Of course, the 800-pound gorilla in the debate is the current president, who neither candidate mentioned during their ninety-minute face-off. As political scientist Larry Sabato recently suggested, perhaps the presidential race is so close because the American people seek both change and consistency in the next presidential administration. They want to leave the Clinton scandals behind, which means a vote for change and, therefore, a Bush presidency. But they also want continued economic prosperity, which is a vote for the status quo and, therefore, the elevation of the vice president to the presidency.
With Clinton as both burden and benefit, Gore decided to tilt his rhetoric toward the benefit side of the equation—the current economic prosperity—while downplaying his association with the unsavory aspects of Clinton’s legacy. This explains why Sen. Joe Lieberman was his pick for vice president: to provide the cloak of decency Gore lacked when he chose to remain vice president rather than resign in the wake of Clinton’s deceptions. In fact, the only time Gore mentioned Lieberman in the debate was in response to the question about any issues of character that might differentiate Bush and Gore.

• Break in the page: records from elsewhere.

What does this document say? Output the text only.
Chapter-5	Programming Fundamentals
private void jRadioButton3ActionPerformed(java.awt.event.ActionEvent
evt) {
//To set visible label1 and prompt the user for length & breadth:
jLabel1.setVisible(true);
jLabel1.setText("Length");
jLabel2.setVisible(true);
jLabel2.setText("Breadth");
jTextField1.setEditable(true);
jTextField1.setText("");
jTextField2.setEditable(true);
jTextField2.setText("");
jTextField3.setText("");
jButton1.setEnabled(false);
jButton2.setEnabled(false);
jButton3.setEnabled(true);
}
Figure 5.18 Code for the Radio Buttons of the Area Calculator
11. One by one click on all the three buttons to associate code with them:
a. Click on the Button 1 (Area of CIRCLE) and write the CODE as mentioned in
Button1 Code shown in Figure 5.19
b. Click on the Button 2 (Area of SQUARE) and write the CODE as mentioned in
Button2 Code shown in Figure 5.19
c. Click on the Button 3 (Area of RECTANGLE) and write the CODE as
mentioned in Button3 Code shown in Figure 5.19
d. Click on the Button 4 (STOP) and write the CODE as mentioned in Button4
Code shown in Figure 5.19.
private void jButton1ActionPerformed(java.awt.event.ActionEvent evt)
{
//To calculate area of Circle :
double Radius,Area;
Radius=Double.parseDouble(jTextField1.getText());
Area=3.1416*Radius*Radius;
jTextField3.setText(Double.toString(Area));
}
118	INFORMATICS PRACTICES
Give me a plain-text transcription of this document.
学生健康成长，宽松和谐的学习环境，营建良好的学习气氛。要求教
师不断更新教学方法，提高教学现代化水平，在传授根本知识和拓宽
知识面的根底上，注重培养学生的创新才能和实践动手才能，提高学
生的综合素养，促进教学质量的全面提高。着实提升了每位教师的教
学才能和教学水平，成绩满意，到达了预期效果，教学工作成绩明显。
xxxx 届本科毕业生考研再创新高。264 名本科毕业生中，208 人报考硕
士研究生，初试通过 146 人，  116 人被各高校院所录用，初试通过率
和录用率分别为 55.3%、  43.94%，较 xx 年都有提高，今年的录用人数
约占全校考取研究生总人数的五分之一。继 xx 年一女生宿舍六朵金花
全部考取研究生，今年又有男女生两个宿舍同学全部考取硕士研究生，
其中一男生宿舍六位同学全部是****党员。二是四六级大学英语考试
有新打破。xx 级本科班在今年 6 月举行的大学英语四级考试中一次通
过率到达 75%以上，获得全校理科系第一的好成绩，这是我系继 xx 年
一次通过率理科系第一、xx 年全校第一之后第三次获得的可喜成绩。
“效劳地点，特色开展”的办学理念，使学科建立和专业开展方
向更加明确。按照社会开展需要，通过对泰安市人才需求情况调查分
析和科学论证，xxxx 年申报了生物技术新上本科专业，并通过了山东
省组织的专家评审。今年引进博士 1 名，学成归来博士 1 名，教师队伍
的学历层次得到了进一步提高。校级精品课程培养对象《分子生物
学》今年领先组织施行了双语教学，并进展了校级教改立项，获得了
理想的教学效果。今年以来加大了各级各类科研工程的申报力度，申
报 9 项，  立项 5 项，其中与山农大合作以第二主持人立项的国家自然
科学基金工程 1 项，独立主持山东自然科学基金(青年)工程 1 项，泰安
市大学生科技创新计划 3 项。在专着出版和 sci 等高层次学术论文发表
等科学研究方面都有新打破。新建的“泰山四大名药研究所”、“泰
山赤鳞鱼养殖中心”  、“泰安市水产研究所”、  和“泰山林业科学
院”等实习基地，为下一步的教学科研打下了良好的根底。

From “universal pre-school” and “renewable energy” to “lock boxes” and “Social Security Plus,” Gore highlighted a plethora of initiatives that addressed a host of issues but with no discernible unifying principle—except that of finding government use for the projected national surplus. One might even argue that when Gore refers to the Constitution as a “document that grows,” he mistakes the Constitution for the federal government, for the latter has grown as it has assumed more responsibility for providing for individual Americans from cradle to grave.
Bush, on the other hand, explained his proposals within the context of distinguishing the people from their government. He noted that the surplus was not the federal government’s money but the people’s. And since they generated that wealth, they deserved to receive some of it back. Gore’s alternative, Bush argued, would require the federal government to expand its programs, procedures, and personnel, and thereby limit the choices individual Americans have to govern their own lives.
Bush’s conviction that individuals can make the best decisions for their lives contrasts greatly with Gore’s perception that there are giants in the land that need slaying. Because of “big oil” and “big drug companies and HMOs,” Americans need Gore as the head of the executive branch to fight for them against these “powerful forces.” Bush expressed greater faith in the people. He consistently highlighted the effect his policies would have on governmental systems that have made it difficult for individuals to prosper both economically and morally.
On taxes, Bush argued for a plan that “liberates working people” by cutting taxes across the board. All who pay taxes would receive a tax cut, which shows Bush’s concern that all Americans be served by their common government. Gore spoke the language of class warfare, pitting “the wealthiest one percent” against the rest of America.
On education, Bush would refuse to send existing federal dollars to “subsidize failure”; either “show results” or parents would be allowed to direct federal dollars to schools that worked. Gore spoke of a “funding crisis” in education and therefore proposed increasing federal funding to reduce class size, hire more teachers, and modernize classrooms. But he never distinguished the role of the federal government from that of the states, who bear the greatest responsibility for educating citizens.
On abortion, Bush talked about promoting “a culture of life” where the unborn are “welcomed into life” and the elderly are not subject to euthanasia by legally protected doctors. Gore failed to acknowledge that the unborn even existed, thereby pitting the mother against her own child in the name of a woman’s right to choose.
Polls show the two major candidates in a statistical dead heat among ninety percent of likely voters. How the remaining ten percent weigh the differences between Gore’s means and Bush’s ends will determine the winner in November.
Lucas E. Morel is assistant professor of politics at Washington and Lee University in Lexington, Virginia and is an adjunct fellow at the Ashbrook Center for Public Affairs at Ashland University.